Whenever she spends time out in nature, Tariq runs through a “privilege checklist” in her mind: What does she have to do to remain safe that a white man doesn’t need to worry about? Personally, she always makes sure to tell a friend where she’s going and download a map before she leaves home. “There are certain things I will not do because I do not feel safe. I won’t go camping or backpacking alone,” she says. “That’s never going to happen because I will never be able to enjoy myself.” Tariq is not afraid of bears, snakes, or other wildlife — she’s afraid of being attacked by another hiker.
She also makes sure to arrive at her camp before sunset, so she doesn’t have to set up camp in the dark. Tariq also has to consider where the nearest gas station is, and whether or not she feels safe stopping in rural areas. Furthermore, data shows that only 23 percent of visitors to national parks are people of color, and the National Parks Service Tariq still has a mostly white workforce. Tariq says people of color also often face over-policing by park rangers — the best-case scenario explanation being park officials don’t expect people of color to know the rules of the park, the worst-case scenario being overt targeting.
Staying hydrated is key to any experience in nature, Tariq says: “It’s such an important part of everything I do in the outdoors.” She relies on reusable water bottles that can hold enough water to keep her going throughout her adventures, like the Hydro Flask 32 oz Wide Mouth Bottle. Plus, the fan favorite water bottle is now available in two colors inspired by red rock days and starry nights on the trails of Sedona, Arizona.

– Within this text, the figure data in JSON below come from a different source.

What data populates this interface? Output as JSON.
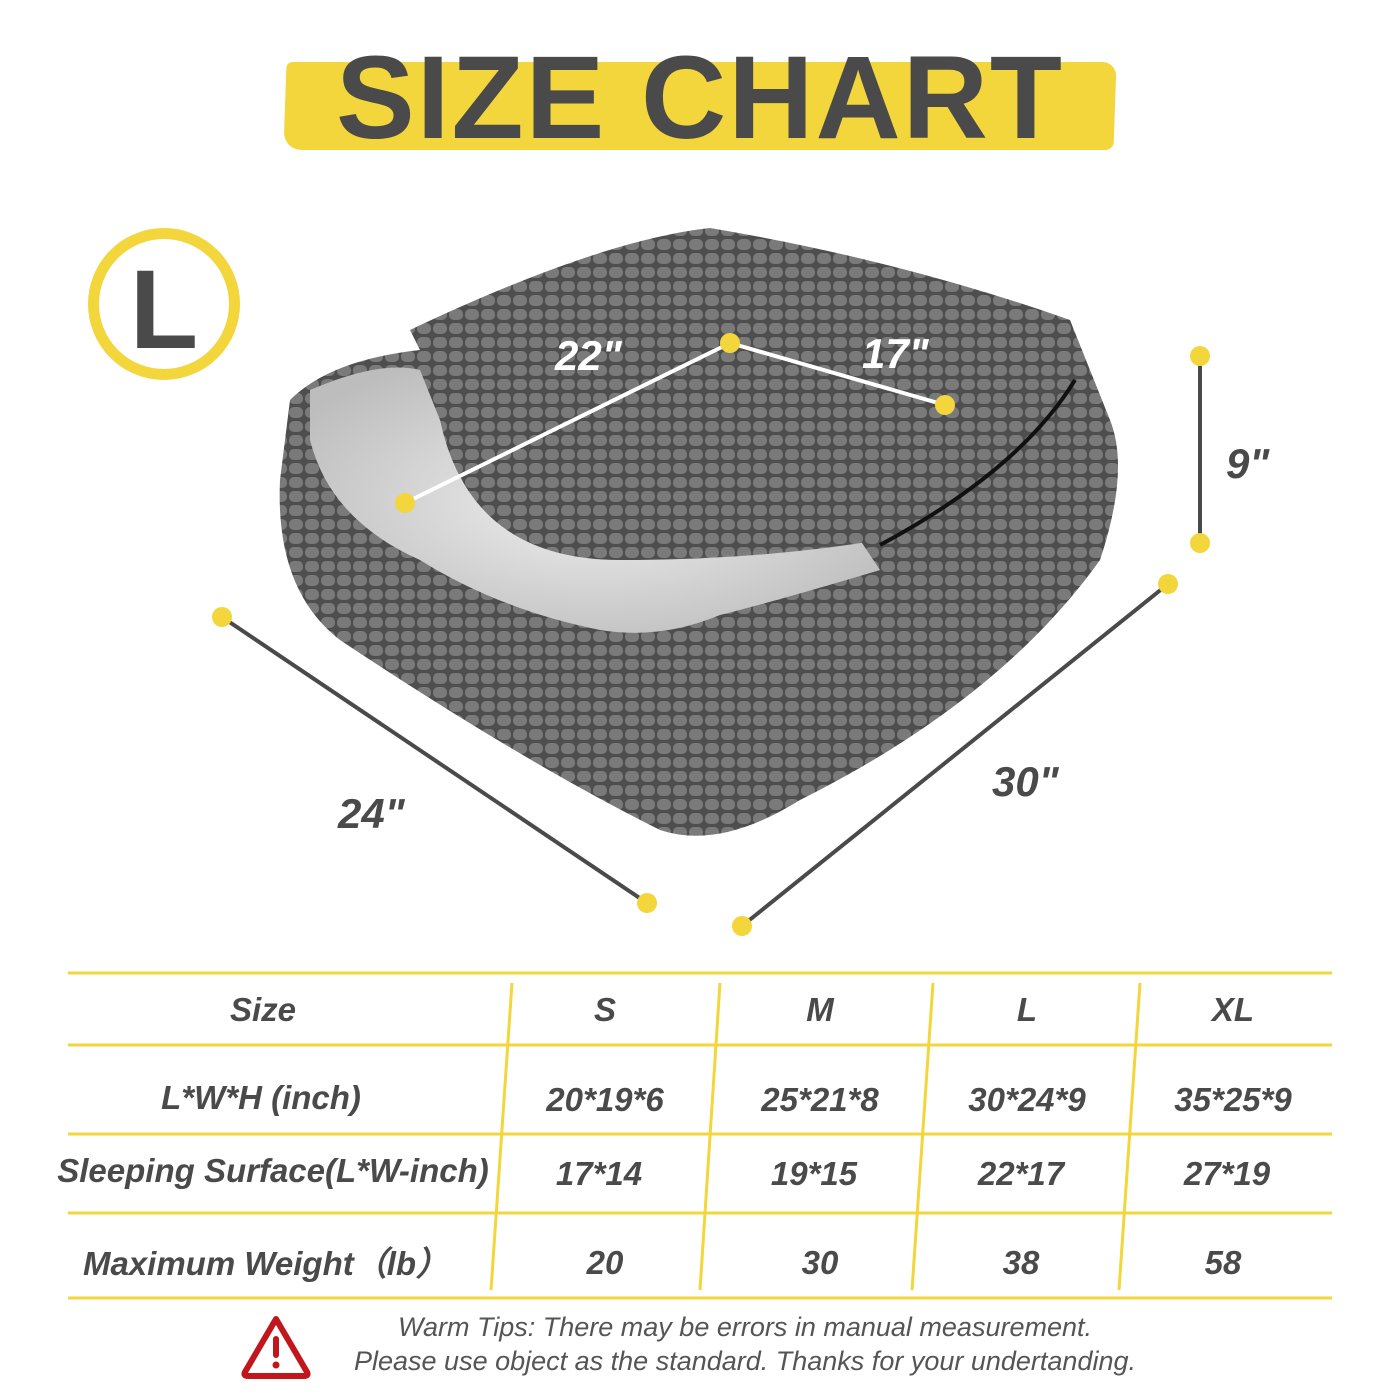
{
  "title": "SIZE CHART",
  "size_badge": "L",
  "dimensions": {
    "surface_length": "22\"",
    "surface_width": "17\"",
    "height": "9\"",
    "width": "24\"",
    "length": "30\""
  },
  "table": {
    "headers": [
      "Size",
      "S",
      "M",
      "L",
      "XL"
    ],
    "rows": [
      {
        "label": "L*W*H (inch)",
        "values": [
          "20*19*6",
          "25*21*8",
          "30*24*9",
          "35*25*9"
        ]
      },
      {
        "label": "Sleeping Surface(L*W-inch)",
        "values": [
          "17*14",
          "19*15",
          "22*17",
          "27*19"
        ]
      },
      {
        "label": "Maximum Weight（lb）",
        "values": [
          "20",
          "30",
          "38",
          "58"
        ]
      }
    ]
  },
  "tips": {
    "line1": "Warm Tips: There may be errors in manual measurement.",
    "line2": "Please use object as the standard. Thanks for your undertanding."
  },
  "colors": {
    "accent": "#f2d63c",
    "text": "#4a4a4a",
    "warning": "#c0161c",
    "fabric": "#6b6b6b"
  }
}
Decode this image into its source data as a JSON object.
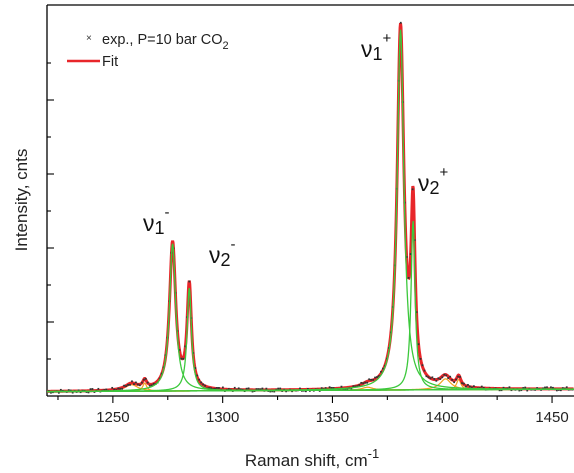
{
  "chart_data": {
    "type": "line",
    "xlabel": "Raman shift, cm",
    "xlabel_superscript": "-1",
    "ylabel": "Intensity, cnts",
    "xlim": [
      1220,
      1460
    ],
    "x_ticks": [
      1250,
      1300,
      1350,
      1400,
      1450
    ],
    "y_tick_labels": "none",
    "grid": false,
    "legend": {
      "placement": "top-left",
      "entries": [
        {
          "label": "exp., P=10 bar CO",
          "subscript": "2",
          "marker": "x-dot",
          "color": "#333333"
        },
        {
          "label": "Fit",
          "marker": "line",
          "color": "#e8262a"
        }
      ]
    },
    "annotations": [
      {
        "base": "ν",
        "sub": "1",
        "sup": "-",
        "x": 1277
      },
      {
        "base": "ν",
        "sub": "2",
        "sup": "-",
        "x": 1285
      },
      {
        "base": "ν",
        "sub": "1",
        "sup": "+",
        "x": 1381
      },
      {
        "base": "ν",
        "sub": "2",
        "sup": "+",
        "x": 1386
      }
    ],
    "colors": {
      "experimental": "#333333",
      "fit": "#e8262a",
      "main_components": "#3cc83c",
      "minor_components": "#f0a020",
      "baseline": "#444444"
    },
    "baseline": {
      "intercept": 0.012,
      "slope_per_cm": 2.8e-05,
      "ref_x": 1220
    },
    "peaks_main": [
      {
        "center": 1277.2,
        "height": 0.405,
        "width": 1.7
      },
      {
        "center": 1284.8,
        "height": 0.283,
        "width": 1.2
      },
      {
        "center": 1381.0,
        "height": 0.99,
        "width": 1.85
      },
      {
        "center": 1386.7,
        "height": 0.465,
        "width": 1.1
      }
    ],
    "peaks_minor": [
      {
        "center": 1258.5,
        "height": 0.018,
        "width": 3.5
      },
      {
        "center": 1264.5,
        "height": 0.022,
        "width": 1.1
      },
      {
        "center": 1366.0,
        "height": 0.008,
        "width": 3.0
      },
      {
        "center": 1401.5,
        "height": 0.03,
        "width": 3.0
      },
      {
        "center": 1407.5,
        "height": 0.028,
        "width": 1.2
      }
    ]
  }
}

Just because you may not have experience setting up a tent or kayaking doesn’t mean you can’t have a relationship with the outdoors, Tariq says. Learning how to prepare for anything has been a key part of Tariq’s journey toward being comfortable in nature. Even simple acts like making sure she packs plenty of food, fills up a large reusable water bottle like a Hydro Flask to stay hydrated, and chooses the right gear for the weather have helped Tariq build up her confidence.
Outdoor culture can often feel exclusionary, minimizing the ways that regular people interact with nature every day, like families having cookouts in city parks or people fishing off the pier to catch dinner. “Every time I talk about what I do, at least one person will be like, ‘I love taking a walk in the park, but I’m not an outdoors person,’” Tariq explains. “I don’t know why we have this need to constantly minimize ourselves and edge ourselves out because someone along the way told us that you are not enough.”
It’s all about finding a way to connect to nature that works for you personally, Tariq says — whether that’s snapping photos for the ‘gram on a hike or just sitting by a lake and watching the birds fly by. “So what if someone went all the way to Joshua Tree to take a selfie?” she says. “Why does your experience have to be the most quintessentially authentic outdoor experience?”
Ultimately, Tariq’s activism ladders up to one larger goal: ensuring everyone feels a connection to nature so the entire population has a stake in the fight for climate justice. “We need to learn to love this [land] and develop our personal connection to these resources so that we will stand up and fight for them,” she says. “The more people that are involved in the movement, the more we realize about the realities that are impacting people around this country and the harder we can fight for it and the stronger our body of movement will be.”